Talk2Move: Reinforcement Learning for Text-Instructed Object-Level Geometric Transformation in Scenes
Jing Tan, Zhaoyang Zhang, Yantao Shen, Jiarui Cai, Shuo Yang, Jiajun Wu, Wei Xia, Zhuowen Tu, Stefano Soatto
2026-01-06
Summary
This paper introduces a new system called Talk2Move that lets you change where objects are in a picture just by telling it what to do with words. It's a way to make images respond to natural language instructions about object placement.
What's the problem?
Current AI systems are pretty good at changing *how* things look in an image based on text, like making a picture more 'artistic' or changing colors. However, they struggle with actually *moving* objects around, rotating them, or changing their size. This is because it's hard to get enough examples of text paired with the exact pixel changes needed to make these kinds of geometric adjustments, and directly tweaking pixels isn't very effective.
What's the solution?
Talk2Move uses a technique called reinforcement learning, where the AI learns by trial and error.

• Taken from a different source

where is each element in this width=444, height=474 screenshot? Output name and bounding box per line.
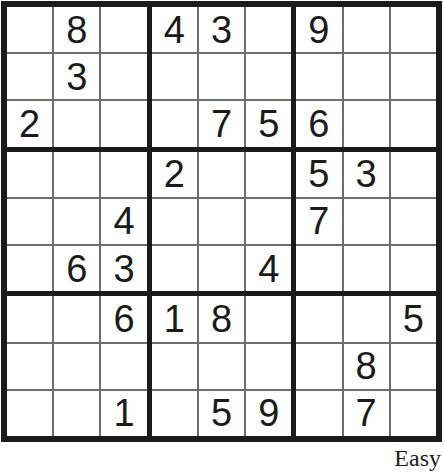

Instead of needing a ton of perfectly matched examples, it explores different ways to move objects by making small changes and seeing how well those changes match the text instructions. It uses a clever reward system that specifically encourages the AI to get the object's position, rotation, and size correct, and it focuses its learning on the most important steps in the transformation process. It also uses slight variations in the text to help it learn more robustly.
Why it matters?
This work is important because it brings us closer to AI systems that can truly understand and respond to our instructions about the visual world. Being able to manipulate objects in images with natural language has a lot of potential applications, like image editing, creating virtual environments, and even robotics where a robot could rearrange objects based on spoken commands.
Abstract
We introduce Talk2Move, a reinforcement learning (RL) based diffusion framework for text-instructed spatial transformation of objects within scenes. Spatially manipulating objects in a scene through natural language poses a challenge for multimodal generation systems. While existing text-based manipulation methods can adjust appearance or style, they struggle to perform object-level geometric transformations-such as translating, rotating, or resizing objects-due to scarce paired supervision and pixel-level optimization limits. Talk2Move employs Group Relative Policy Optimization (GRPO) to explore geometric actions through diverse rollouts generated from input images and lightweight textual variations, removing the need for costly paired data. A spatial reward guided model aligns geometric transformations with linguistic description, while off-policy step evaluation and active step sampling improve learning efficiency by focusing on informative transformation stages. Furthermore, we design object-centric spatial rewards that evaluate displacement, rotation, and scaling behaviors directly, enabling interpretable and coherent transformations. Experiments on curated benchmarks demonstrate that Talk2Move achieves precise, consistent, and semantically faithful object transformations, outperforming existing text-guided editing approaches in both spatial accuracy and scene coherence.